Der Verband der Deutschen Filmkritik und die FIPRESCI hatten das Manko bereits erkannt und wollen die Aufmerksamkeit für das Genre schärfen. Beim Filmfestival „Schlingel“ in Chemnitz wird 2013 erstmals eine internationale Jury aus Filmjournalisten den besten Film auszeichnen. Der Verband verleiht für 2012 erstmals auch einen Preis für den Besten Kinderfilm des Jahres. Dem wollen auch die Bayern folgen, Hans-Georg Stockinger, Vorsitzender der CSU-Filmkommission, brachte einen Preis für den Besten Kinderfilm im Rahmen der Verleihung der Bayerischen Filmpreise ins Gespräch. Und die Drehbuchautoren wünschen sich eine eigene Lola für Original-Bücher für Kinder bei der Verleihung der Deutschen Drehbuchpreise durch das BKM.
Denn bei den Büchern klafft die erste Lücke. Von 31 bei der FFA in den Jahren 2009 bis 2011 geförderten Kinderfilmstoffen beruhten nur vier auf originären Ideen. Das Fehlen solcher attraktiver Filmstoffe spiegelt sich dann im Wettbewerbsprogramm der Berlinale wieder. Seit Jahren fehlen die passenden Angebote made in Germany für das Generationen-Programm. Und auch das öffentlich-rechtliche Fernsehen setze lieber auf die x-te Verfilmung eines Märchens, statt Filme über das Hier und Heute zu drehen, wie Drehbuchautorin Katharina Reschke kritisch im Rahmen einer Diskussion zum Kinderfilm in Deutschland anmerkte, zu der die CDU/CSU-Bundestagsfraktion geladen hatte.

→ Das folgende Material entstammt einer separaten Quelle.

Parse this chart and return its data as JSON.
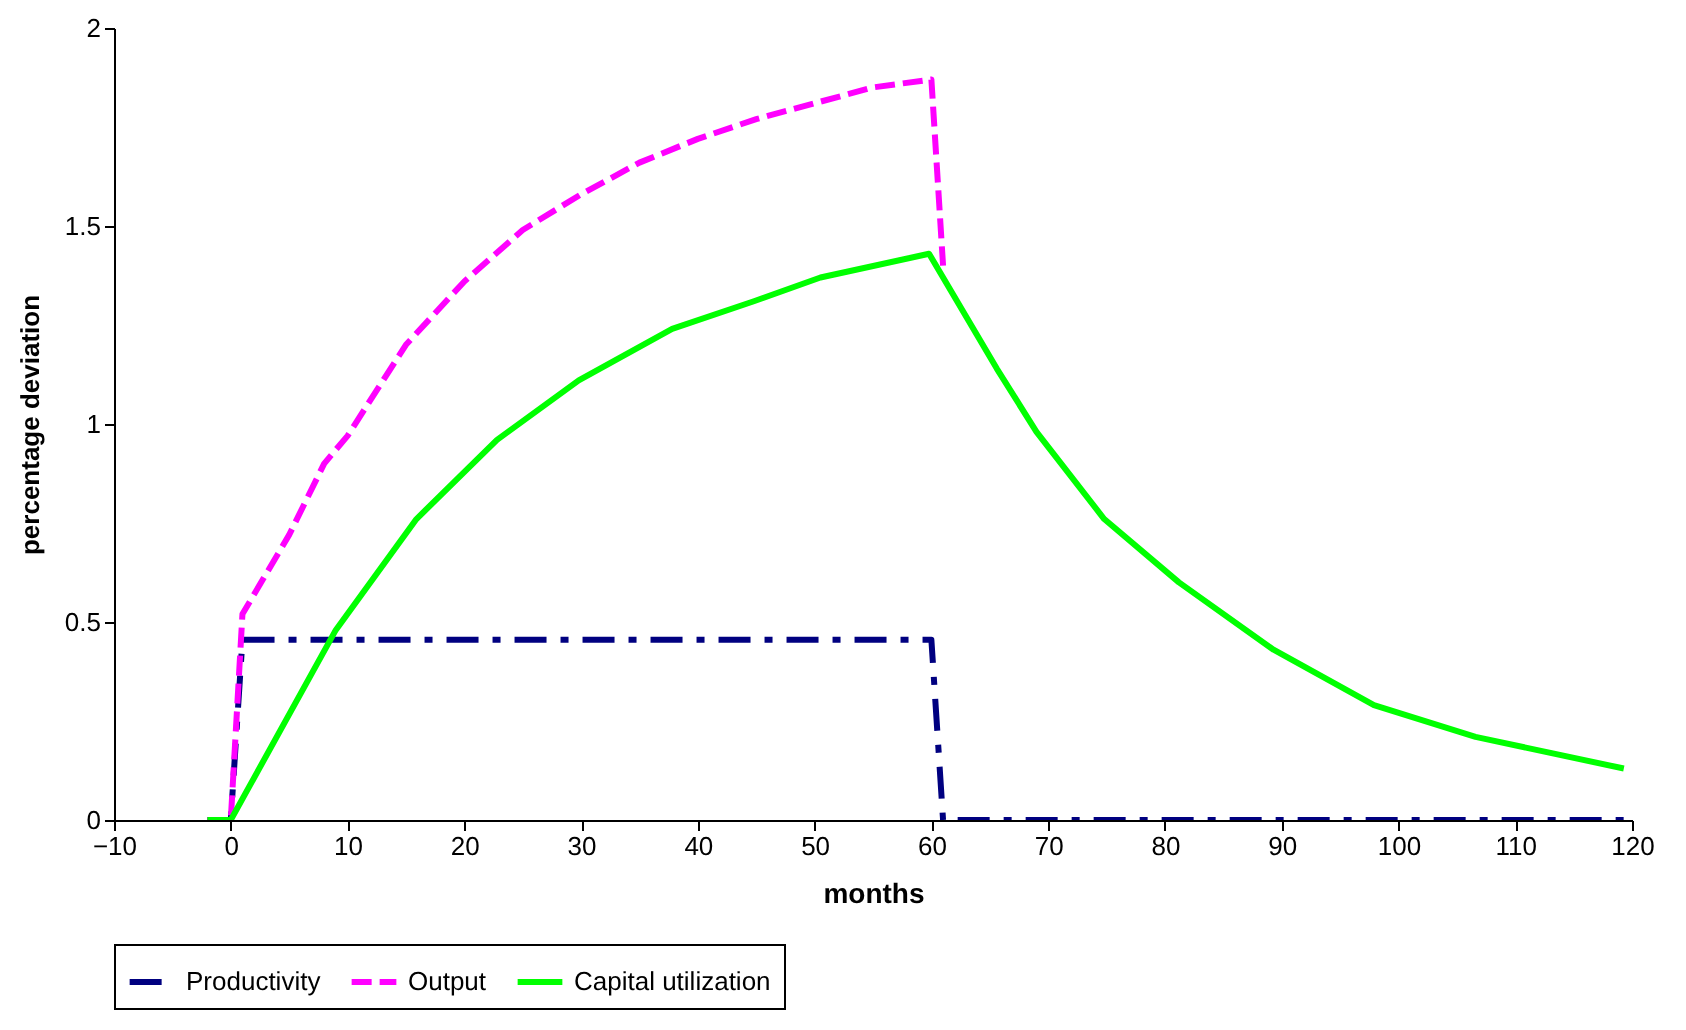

„Wer heute keine Originalstoffe für Kinder produziert und fördert, wird Erwachsene später nicht ins Arthouse-Kino locken können“, schätzt Reschke ein. Nur Johannes Klingsporn, VDF, widersprach der Sorge. Originalstoffe seien kein Wert an sich. Die an der Kinokasse erfolgreichen Kinderfilme hätten auch ein besonders hohes Werbebudget, das sei für Originalstoffe nicht zu generieren. Die mangelhafte finanzielle Unterfütterung des Marketings für diese Filme übersieht auch Karola Wille, Intendantin des MDR, nicht. Nur will sie sich damit nicht zufrieden geben. Die Juristin, deren Lieblingsfilm aus Kindertagen Alfons Zitterbacke ist, hat eine breite gesellschaftliche Diskussion angeschoben. „Ausgangspunkt war eine Podiumsdiskussion beim Medientreffen Mitteldeutschland. Damals habe ich gelernt, dass die Originalstoffe für Kinder in den vergangenen Jahren immer weniger wurden, sowohl im Kino als auch im Fernsehen. Dieses Genre gehört jedoch zu unserem kulturellen Reichtum.“
Wille reagierte damit auf eine Debatte, die der KiKa angestoßen hatte. „Wir sind ins Risiko gegangen, weil diese Filme unverzichtbarer Bestandteil unseres Programms sein sollte“, denkt Sender-Chef Steffen Kottkamp. „Insgeheim fürchteten wird, dass wir über ein Nischen-Programm reden. Prof. Wille hat die Brisanz erkannt.“ Die Intendantin holte Experten wie Oliver Castendyjk, der gemeinsam mit Juliane Müller die Kino- und Fernsehfilmproduktion für Kinder in den Jahren 2005 bis 2010 ausgewertet hat, Förderer, Sender, Produzenten mehrmals an einen Tisch, zuletzt am Oktober 2012 in Erfurt, Sitz des Kika im Herzen des Kindermedienlands Thüringen. Die Strategie ist dabei mehrgleisig. Zum einen werden die Erfahrungen anderer Länder ausgewertet, in denen die Kinderfilmproduktion blüht, was zum Beispiel in Dänemark zu einer großen Beliebtheit der eigenen Produktion bei den Erwachsenen führt. In den meisten skandinavischen Ländern regeln Quoten den Anteil der produzierten Kinderfilme. Für Wille sind sie nur das letzte Mittel, wenn nichts anderes geht. Die deutsche Politik hat bereits erste Weichenstellungen in diese Richtung in Aussicht gestellt.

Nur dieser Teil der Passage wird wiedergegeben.